The FDA move, its toughest action yet against the devices, comes after tens of thousands of women have filed lawsuits against mesh manufacturers claiming injuries including bleeding and pain. The agency said there has been an increase in reports of adverse events in the last several years involving the devices.
In 2016, the FDA reclassified the products as high-risk devices — subjecting them to the agency’s most stringent path for device oversight — and required manufacturers to obtain approval to continue to market them.

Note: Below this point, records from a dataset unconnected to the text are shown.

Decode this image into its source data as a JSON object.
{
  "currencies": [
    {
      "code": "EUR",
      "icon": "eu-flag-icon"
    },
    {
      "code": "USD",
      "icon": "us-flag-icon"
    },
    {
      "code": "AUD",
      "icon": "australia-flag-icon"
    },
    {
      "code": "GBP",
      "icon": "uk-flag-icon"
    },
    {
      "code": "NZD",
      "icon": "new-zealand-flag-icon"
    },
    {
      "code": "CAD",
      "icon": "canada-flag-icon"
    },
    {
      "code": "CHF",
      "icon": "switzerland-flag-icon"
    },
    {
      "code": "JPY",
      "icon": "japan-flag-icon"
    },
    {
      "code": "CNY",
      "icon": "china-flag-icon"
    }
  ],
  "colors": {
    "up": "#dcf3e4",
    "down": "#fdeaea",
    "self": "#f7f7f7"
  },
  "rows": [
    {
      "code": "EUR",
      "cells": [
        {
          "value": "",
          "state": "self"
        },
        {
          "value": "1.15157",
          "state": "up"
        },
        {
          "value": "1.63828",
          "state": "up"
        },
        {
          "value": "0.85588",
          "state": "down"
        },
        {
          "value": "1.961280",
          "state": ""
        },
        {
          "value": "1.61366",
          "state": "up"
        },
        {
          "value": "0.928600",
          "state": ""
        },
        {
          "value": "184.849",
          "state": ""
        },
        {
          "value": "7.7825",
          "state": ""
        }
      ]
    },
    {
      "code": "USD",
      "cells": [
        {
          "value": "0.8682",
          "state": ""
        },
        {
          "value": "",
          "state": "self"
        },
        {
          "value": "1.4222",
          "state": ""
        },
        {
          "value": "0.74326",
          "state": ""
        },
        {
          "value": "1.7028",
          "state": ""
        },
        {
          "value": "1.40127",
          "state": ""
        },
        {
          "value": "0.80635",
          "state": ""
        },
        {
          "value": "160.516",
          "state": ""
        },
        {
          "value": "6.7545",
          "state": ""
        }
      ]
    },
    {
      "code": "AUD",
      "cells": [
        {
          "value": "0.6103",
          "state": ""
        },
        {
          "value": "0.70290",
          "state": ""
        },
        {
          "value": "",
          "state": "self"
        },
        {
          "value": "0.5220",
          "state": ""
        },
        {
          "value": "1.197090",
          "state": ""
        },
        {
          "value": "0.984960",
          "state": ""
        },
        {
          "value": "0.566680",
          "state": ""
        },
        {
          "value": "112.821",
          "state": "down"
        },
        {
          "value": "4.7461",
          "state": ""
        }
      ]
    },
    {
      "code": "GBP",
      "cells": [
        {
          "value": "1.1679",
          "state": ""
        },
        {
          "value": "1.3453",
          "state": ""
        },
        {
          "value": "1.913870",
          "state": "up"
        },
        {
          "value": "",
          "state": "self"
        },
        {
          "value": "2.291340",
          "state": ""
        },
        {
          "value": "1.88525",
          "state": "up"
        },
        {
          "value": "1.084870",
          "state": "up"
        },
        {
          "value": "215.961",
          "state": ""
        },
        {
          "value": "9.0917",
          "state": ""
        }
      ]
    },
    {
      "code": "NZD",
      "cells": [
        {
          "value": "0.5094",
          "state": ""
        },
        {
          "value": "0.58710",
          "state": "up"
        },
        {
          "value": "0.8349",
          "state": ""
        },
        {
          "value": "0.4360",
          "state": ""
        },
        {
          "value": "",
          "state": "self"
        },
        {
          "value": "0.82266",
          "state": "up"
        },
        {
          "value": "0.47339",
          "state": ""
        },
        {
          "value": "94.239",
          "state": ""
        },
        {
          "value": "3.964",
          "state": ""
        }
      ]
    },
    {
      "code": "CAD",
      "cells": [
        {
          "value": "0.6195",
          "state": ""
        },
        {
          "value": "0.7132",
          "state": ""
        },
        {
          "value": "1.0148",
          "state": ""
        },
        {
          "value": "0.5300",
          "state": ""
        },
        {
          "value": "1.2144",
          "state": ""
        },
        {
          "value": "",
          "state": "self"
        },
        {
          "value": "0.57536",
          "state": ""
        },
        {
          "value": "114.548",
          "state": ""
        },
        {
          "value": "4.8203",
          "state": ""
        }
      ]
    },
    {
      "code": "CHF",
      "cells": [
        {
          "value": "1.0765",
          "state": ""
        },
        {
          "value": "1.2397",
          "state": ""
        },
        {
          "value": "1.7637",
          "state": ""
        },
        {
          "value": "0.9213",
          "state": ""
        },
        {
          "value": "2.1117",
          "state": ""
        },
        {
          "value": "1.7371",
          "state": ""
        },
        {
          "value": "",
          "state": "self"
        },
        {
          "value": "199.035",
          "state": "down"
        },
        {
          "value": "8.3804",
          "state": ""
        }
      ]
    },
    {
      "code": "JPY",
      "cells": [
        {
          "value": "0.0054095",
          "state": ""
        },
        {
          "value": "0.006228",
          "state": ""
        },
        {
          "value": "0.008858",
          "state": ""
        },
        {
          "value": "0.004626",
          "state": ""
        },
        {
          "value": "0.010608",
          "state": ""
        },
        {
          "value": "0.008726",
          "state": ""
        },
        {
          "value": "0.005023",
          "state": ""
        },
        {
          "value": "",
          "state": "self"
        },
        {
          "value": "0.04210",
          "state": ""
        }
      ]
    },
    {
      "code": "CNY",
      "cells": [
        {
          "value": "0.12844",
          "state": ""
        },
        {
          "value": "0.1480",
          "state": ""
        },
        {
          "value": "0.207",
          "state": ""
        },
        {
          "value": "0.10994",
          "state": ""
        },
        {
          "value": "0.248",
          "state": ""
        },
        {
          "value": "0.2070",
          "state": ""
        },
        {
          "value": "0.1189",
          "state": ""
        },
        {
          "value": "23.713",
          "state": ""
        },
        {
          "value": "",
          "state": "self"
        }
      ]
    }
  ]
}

Many manufacturers withdrew from the market amid the heightened regulatory scrutiny and the growing number of lawsuits.
“In order for these mesh devices to stay on the market, we determined that we needed evidence that they worked better than surgery without the use of mesh to repair pelvic organ prolapse,” said Jeffrey Shuren, director of the agency’s Center for Devices and Radiological Health. “That evidence was lacking in these premarket applications, and we couldn’t assure women that these devices were safe and effective long term.”
Public Citizen, which first petitioned the FDA in 2011 to ban the products, welcomed the move, but said it came “too late for the thousands of women who have been irreparably harmed by these devices.” The group said it has been clear for several years that the products “are unsafe for treating pelvic organ prolapse and lack any clinically significant benefits in comparison to nonmesh products.”
Boston Scientific said in a statement that the company was “deeply disappointed” by the agency’s decision, adding that “patient safety is always our highest priority.” The company said the FDA action will “severely limit” options for women seeking treatment for pelvic organ prolapse.
Coloplast declined to comment.
The FDA said that surgeons began using surgical mesh to repair abdominal hernias beginning in the 1950s. In the 1970s, gynecologists began implanting surgical mesh for abdominal repair of pelvic organ prolapse and two decades later for the transvaginal repair of the condition, the FDA said. In 2002, the first mesh device for transvaginal repair of pelvic organ prolapse was cleared by the agency as a device that carried “moderate risk.”
About 1 in 8 women have surgery to repair the condition, and a subset of the procedures use the mesh, the agency said. It added that the proportion of women undergoing the mesh procedures decreased after the FDA began issuing warnings.
The agency said the women who have had transvaginal mesh used for their condition don’t need to take any action if they are satisfied with their surgeries and don’t have any symptoms. But they should notify their physicians if they have vaginal bleeding or discharge, pelvic or groin pain or pain during sex, the agency said.